Insomma, dopo aver argutamente abbandonato la partita nel 2008 in risposta all’intransigenza dei sindacati e in seguito alle peggiorate condizioni del mercato - una verità assai diversa da quella raccontata nei cenacoli che invece imputano alla cordata italiana e all’opposizione del governo Berlusconi l’uscita di scena dei francesi - ora Air France si prepara a tornare quale dominus proponendo condizioni capestro. Ciò anche grazie al fatto che, bene attenta a impedire che Alitalia finisse nell’orbita di altri vettori e approfittando di una certa miopia dei soci italiani, riuscì a infilare nel capitale sociale la «zeppa» del 25% che ora impedisce alla compagnia - a causa delle pesanti penali che comporterebbe rescindere gli accordi commerciali - di imbarcare partner più in sintonia con le sue aspirazioni.
La stessa freddezza manifestata di recente dai vertici di Ethiad è figlia di questo stato di cose: anche un bambino capirebbe che dietro l’improvvisa retromarcia del vettore emiratino c’è la mano di Parigi che suggerisce pazienza, per cogliere insieme il frutto ormai penzolante a prezzi di liquidazione. Del resto, se per disperazione i soci di Alitalia dovessero abbracciare le proposte estreme di Air France, i soldi che la cordata francese sborserebbe sarebbero davvero pochi. Se i numeri che circolano sono veri - e non dovremo attendere molto per verificarlo visto che il cda di Alitalia si riunirà giovedì 26 per deliberare le misure d’urgenza - Air France spenderebbe infatti non più di 100 milioni di euro per avere il controllo assoluto della compagnia italiana senza doversi sobbarcare un solo euro di debito.
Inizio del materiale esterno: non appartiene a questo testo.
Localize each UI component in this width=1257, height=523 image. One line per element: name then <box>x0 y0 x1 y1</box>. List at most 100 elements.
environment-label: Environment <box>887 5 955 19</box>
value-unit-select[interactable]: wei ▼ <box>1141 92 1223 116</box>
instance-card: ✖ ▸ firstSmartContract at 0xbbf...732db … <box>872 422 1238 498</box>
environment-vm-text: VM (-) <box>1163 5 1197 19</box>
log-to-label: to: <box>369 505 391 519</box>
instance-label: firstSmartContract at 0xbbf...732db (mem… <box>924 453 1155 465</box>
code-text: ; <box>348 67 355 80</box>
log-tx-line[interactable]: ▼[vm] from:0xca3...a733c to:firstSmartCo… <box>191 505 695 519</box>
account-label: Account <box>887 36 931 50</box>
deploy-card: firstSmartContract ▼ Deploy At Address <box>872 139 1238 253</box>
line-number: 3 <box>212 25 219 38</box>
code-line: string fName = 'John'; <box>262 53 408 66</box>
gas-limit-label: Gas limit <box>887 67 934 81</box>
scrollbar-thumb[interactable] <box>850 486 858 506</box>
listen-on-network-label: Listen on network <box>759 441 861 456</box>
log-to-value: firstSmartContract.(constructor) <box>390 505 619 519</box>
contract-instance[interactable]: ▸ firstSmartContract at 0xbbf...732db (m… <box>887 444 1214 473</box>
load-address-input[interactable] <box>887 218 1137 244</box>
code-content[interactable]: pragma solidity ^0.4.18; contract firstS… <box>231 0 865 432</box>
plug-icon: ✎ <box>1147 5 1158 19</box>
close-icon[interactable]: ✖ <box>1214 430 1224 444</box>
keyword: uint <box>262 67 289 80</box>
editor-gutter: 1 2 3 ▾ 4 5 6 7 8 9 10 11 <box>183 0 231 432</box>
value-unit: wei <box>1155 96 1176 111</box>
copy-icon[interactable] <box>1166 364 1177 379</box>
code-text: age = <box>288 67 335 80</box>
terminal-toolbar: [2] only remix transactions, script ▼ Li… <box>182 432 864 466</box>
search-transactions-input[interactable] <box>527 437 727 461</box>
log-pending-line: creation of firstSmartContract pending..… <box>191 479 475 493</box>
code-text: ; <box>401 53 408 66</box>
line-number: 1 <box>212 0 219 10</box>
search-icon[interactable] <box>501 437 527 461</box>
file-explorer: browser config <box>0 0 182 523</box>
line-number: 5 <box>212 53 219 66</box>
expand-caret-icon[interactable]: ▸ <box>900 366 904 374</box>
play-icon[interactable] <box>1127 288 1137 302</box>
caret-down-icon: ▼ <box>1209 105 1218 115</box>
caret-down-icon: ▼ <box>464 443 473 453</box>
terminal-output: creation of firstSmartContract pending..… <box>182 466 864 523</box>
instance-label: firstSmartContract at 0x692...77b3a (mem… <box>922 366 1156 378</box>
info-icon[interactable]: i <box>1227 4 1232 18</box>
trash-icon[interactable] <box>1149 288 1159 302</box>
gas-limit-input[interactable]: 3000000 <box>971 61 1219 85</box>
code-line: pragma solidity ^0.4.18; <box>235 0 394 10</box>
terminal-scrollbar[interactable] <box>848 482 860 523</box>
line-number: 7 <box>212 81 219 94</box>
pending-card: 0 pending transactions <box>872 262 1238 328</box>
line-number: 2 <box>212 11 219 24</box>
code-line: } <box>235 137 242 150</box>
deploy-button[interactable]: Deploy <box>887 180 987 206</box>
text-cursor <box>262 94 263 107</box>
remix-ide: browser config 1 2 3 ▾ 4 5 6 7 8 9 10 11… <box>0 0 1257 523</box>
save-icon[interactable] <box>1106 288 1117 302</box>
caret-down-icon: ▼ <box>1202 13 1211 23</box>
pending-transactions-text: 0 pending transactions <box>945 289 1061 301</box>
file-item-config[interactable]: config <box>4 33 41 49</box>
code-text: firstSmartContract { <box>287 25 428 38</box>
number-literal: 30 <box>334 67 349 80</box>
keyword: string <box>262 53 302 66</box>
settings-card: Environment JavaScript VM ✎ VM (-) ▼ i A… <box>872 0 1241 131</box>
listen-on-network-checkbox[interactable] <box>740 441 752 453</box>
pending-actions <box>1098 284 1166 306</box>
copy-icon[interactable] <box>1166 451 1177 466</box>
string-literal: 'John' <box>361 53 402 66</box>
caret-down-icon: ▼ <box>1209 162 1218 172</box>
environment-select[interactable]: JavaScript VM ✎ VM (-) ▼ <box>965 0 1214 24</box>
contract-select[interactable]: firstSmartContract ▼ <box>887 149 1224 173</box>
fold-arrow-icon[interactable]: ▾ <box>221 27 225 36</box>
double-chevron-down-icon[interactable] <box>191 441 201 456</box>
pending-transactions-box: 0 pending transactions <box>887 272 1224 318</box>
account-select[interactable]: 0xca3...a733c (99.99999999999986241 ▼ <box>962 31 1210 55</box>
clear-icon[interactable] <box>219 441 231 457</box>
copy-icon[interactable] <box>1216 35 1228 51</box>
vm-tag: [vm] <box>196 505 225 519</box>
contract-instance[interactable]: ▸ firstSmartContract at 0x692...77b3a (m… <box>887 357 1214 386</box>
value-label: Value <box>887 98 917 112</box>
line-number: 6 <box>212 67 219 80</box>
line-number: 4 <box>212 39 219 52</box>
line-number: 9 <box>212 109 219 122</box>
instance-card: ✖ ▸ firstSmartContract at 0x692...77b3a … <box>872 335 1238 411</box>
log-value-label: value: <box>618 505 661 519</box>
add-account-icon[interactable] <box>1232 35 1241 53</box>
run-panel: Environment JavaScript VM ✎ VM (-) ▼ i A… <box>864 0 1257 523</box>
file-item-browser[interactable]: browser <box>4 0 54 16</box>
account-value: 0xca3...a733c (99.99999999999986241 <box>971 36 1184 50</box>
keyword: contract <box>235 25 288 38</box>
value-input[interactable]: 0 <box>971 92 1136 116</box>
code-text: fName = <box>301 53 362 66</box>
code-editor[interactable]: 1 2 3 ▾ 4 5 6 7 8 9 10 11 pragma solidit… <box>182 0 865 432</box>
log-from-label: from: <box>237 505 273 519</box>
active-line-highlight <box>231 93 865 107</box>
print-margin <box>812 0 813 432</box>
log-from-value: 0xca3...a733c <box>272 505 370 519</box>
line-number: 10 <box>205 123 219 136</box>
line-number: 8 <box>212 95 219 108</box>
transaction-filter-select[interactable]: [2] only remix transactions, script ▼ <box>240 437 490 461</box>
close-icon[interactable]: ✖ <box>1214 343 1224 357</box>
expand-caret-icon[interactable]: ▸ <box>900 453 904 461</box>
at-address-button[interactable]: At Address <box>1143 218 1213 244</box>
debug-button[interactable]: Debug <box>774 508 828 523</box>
Ora, non v’è dubbio che Alitalia, non sempre gestita al meglio anche dopo la resurrezione del 2008 e sicuramente sfavorita da un mercato del trasporto aereo che peggio non si poteva, necessiti di una profonda manutenzione, non solo finanziaria. E tuttavia, nemmeno Air France-Klm può rallegrarsi delle sue performance. Se infatti Alitalia nei cinque anni di gestione privata ha perduto 800 milioni a fronte di un fatturato di circa 14 miliardi e un impegno finanziario a 1,2 miliardi, nello stesso periodo la compagnia transalpina ha realizzato ricavi per 107 miliardi, incassato perdite per poco meno di 5 miliardi e accresciuto l’indebitamento lordo fino a 11 miliardi.
Certo, con quasi 5 miliardi in cassa e una potenza di fuoco di quasi dieci volte superiore un confronto tra Air France e Alitalia ha poco senso. Ma ciò non dà diritto ai francesi di alzare la voce a loro piacimento su organici e rotte. Come osserva Lupi, Alitalia non è solo una compagnia aerea, al suo attivo c’è un contesto territoriale che può fare la differenza nell’ambito di un trasporto aereo mondiale in cerca di nuovi parametri. E sappia il governo Letta che una volta ceduta, difficilmente tornerà indietro. Il fatto che gli advisor per Air France siano Lazard Italia e Mediobanca, vale a dire due merchant bank che vestono gli stessi colori di Alitalia, non è di per sé una garanzia che faranno buona guardia agli interessi generali del Paese.